A Task has a single method execute, which takes a reference to itself (&self), and a mutable reference to a context (context: &mut C), and produces a value of type Self::Output. Because Context is a trait, we use generics (<C: Context<Self>>) to have execute work for any Context implementation (ignoring the Self part for now). The execute method takes self by reference such that a task can access its data, but not mutate it, as that could throw off incrementality by changing the hash/equality of the task. Finally, the type of output of a task is defined by the Output associated type, and this type must implement Clone, Eq, and Debug for the same reason as Task.

The Context trait is generic over Task, allowing it to work with any task implementation. It has a single method require_task for creating a dependency to a task and returning its consistent (up-to-date) result. It takes a mutable reference to itself, enabling dynamic dependency tracking and caching, which require mutation. Because of this, the context reference passed to Task::execute is also mutable.

This Task and Context API mirrors the mutually recursive definition of task and context we discussed earlier, and forms the basis for the entire build system.

Build the project by running cargo build. The output should look something like:

   Compiling pie v0.1.0 (/pie)
    Finished dev [unoptimized + debuginfo] target(s) in 0.03s

In the next section, we will implement a non-incremental Context and test it against Task implementations.

Rust Help: Modules, Imports, Ownership, Traits, Methods, Supertraits, Associated Types, Visibility

The Rust Programming Language is an introductory book about Rust. I will try to provide links to the book where possible.

Rust has a module system for project organization. The lib.rs file is the “main file” of a library. Later on, we will be creating more modules in different files.

Things are imported into the current scope with use statements. We import the Debug and Hash traits from the standard library with two use statements. Use statements use paths to refer to nested things. We use :: for nesting, similar to namespaces in C++.
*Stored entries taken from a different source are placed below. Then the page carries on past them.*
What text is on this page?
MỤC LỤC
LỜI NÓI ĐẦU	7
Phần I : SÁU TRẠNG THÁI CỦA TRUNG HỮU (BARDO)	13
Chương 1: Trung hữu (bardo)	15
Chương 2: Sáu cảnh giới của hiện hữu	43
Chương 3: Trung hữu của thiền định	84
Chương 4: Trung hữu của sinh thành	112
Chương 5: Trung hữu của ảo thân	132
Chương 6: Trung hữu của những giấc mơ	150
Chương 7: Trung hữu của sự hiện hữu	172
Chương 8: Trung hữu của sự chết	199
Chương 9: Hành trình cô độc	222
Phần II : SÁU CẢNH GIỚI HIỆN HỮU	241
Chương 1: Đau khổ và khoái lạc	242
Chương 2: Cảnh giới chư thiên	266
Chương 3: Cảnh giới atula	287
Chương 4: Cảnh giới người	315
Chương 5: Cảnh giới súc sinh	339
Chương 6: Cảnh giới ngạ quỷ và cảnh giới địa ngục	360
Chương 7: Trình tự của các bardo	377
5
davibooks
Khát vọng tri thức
Rust models the concept of ownership to enable memory safety without a garbage collector. The execute method accepts a reference to the current type, indicated with &: &self. This reference is immutable, meaning that we can read data from it, but not mutate it. In Rust, things are immutable by default. On the other hand, execute accepts a mutable reference to the context, indicated with &mut: context: &mut C, which does allow mutation.

Traits are the main mechanism for open extensibility in Rust. They are comparable to interfaces in class-oriented languages. We will implement a context and tasks in the next section.
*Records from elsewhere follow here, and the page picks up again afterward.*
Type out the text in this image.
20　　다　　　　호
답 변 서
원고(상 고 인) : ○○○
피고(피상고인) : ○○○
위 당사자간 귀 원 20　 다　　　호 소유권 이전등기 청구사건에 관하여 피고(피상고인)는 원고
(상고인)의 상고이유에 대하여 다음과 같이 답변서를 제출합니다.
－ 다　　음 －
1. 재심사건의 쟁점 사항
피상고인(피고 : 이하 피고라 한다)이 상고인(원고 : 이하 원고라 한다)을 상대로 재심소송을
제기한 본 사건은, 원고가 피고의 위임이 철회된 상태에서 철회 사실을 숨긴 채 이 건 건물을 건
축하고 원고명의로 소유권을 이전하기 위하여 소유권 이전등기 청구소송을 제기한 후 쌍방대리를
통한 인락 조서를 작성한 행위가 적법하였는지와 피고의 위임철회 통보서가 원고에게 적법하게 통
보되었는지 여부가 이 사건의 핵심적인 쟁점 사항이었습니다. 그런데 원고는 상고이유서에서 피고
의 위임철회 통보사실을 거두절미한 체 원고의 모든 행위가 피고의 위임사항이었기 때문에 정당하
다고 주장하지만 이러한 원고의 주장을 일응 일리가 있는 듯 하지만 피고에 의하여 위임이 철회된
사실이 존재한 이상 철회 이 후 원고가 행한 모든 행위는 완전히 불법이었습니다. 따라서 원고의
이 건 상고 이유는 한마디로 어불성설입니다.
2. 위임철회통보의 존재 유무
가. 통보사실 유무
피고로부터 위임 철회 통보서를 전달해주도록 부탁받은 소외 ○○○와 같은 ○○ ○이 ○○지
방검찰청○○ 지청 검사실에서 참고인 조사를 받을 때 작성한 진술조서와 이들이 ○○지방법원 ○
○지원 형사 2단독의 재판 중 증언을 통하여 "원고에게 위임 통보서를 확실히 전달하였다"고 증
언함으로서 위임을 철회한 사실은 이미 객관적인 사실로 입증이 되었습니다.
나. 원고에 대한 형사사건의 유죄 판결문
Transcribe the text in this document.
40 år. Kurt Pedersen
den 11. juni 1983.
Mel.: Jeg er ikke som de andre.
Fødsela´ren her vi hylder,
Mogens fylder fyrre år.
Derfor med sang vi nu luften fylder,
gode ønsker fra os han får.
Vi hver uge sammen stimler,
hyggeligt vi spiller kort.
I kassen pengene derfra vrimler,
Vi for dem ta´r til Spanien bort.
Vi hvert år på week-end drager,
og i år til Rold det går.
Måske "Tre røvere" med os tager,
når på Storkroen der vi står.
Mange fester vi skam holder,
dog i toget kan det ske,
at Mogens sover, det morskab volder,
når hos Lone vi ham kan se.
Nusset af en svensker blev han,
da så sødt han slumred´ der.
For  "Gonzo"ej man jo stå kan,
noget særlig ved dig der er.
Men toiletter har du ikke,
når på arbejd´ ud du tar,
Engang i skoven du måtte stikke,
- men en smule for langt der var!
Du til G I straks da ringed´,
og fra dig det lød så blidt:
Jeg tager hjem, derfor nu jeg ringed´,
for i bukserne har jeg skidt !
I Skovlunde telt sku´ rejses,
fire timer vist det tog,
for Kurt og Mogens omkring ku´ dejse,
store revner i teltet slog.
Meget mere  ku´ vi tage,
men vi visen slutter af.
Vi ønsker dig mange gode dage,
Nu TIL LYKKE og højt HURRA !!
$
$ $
Supertraits are a kind of inheritance. The : Clone + Eq + Hash + Debug part of the Task trait means that every Task implementation must also implement the Clone, Eq, Hash, and Debug traits. These traits are part of the standard library:

  • Clone for duplicating values.
  • Eq for equality comparisons, along with PartialEq.
  • Hash for turning a value into a hash.
  • Debug for formatting values in a programmer-facing debugging context.

Clone and Eq are so common that they are part of the Rust Prelude, so we don’t have to import those with use statements.
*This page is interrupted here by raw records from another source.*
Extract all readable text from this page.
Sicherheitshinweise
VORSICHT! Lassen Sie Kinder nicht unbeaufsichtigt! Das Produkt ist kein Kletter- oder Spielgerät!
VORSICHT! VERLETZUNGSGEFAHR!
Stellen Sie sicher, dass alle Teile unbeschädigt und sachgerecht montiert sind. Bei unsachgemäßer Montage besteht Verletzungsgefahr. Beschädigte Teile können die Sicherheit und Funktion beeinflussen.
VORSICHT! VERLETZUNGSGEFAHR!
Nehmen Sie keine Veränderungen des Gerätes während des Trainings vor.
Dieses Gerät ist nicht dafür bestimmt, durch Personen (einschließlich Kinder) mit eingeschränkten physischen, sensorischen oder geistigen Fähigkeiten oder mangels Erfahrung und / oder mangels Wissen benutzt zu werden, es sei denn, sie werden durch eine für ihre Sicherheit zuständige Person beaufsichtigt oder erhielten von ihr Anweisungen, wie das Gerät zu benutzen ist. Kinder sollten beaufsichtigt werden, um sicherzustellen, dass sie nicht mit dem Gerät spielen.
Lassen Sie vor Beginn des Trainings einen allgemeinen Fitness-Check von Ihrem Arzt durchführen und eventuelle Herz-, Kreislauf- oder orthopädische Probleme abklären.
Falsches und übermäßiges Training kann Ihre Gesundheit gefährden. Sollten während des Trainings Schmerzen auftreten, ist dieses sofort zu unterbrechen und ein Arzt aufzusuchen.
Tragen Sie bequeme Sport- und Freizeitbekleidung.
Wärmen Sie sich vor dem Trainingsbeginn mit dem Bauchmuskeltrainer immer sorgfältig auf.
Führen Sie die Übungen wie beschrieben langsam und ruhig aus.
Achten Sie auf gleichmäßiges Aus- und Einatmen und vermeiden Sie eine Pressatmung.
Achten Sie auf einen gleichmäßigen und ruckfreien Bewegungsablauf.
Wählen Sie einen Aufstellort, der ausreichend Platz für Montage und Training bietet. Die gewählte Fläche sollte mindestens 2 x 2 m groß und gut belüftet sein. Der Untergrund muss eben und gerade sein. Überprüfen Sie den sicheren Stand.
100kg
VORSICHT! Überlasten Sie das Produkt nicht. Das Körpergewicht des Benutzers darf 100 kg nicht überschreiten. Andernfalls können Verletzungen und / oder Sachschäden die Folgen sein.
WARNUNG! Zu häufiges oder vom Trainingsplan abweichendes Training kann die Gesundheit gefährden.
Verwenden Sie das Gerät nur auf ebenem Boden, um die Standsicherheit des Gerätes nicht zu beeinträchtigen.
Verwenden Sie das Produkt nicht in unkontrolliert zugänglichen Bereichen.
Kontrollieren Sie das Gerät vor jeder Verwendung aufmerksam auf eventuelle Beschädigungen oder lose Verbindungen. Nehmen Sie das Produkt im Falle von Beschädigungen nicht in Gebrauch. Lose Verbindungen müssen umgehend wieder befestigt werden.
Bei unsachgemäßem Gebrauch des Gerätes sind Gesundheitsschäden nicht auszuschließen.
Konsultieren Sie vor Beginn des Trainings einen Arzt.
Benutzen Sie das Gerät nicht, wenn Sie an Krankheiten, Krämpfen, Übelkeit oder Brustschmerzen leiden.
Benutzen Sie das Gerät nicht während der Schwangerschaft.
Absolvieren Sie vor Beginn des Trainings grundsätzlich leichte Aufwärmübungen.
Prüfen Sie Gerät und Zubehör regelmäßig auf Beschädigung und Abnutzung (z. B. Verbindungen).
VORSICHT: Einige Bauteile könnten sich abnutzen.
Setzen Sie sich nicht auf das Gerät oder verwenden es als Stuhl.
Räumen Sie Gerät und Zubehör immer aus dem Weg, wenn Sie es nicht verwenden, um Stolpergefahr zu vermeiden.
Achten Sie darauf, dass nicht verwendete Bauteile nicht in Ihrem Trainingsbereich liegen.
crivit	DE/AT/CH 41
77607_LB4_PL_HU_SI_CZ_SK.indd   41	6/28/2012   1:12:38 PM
Methods are functions that take a form of self as the first argument. This enables convenient object-like calling syntax: context.require_task(&task);.

Associated types are a kind of placeholder type in a trait such that methods of traits can use that type. In Task this allows us to talk about the Output type of a task. In Context this allows us to refer to both the Task type T and its output type T::Output. The :: syntax here is used to access associated types of traits.

The Self type in a trait is a built-in associated type that is a placeholder for the type that is implementing the trait.

The Task trait is defined with pub (public) visibility, such that users of the library can implement it. Because Task uses Context in its public API, Context must also be public, even though we don’t intend for users to implement their own Context.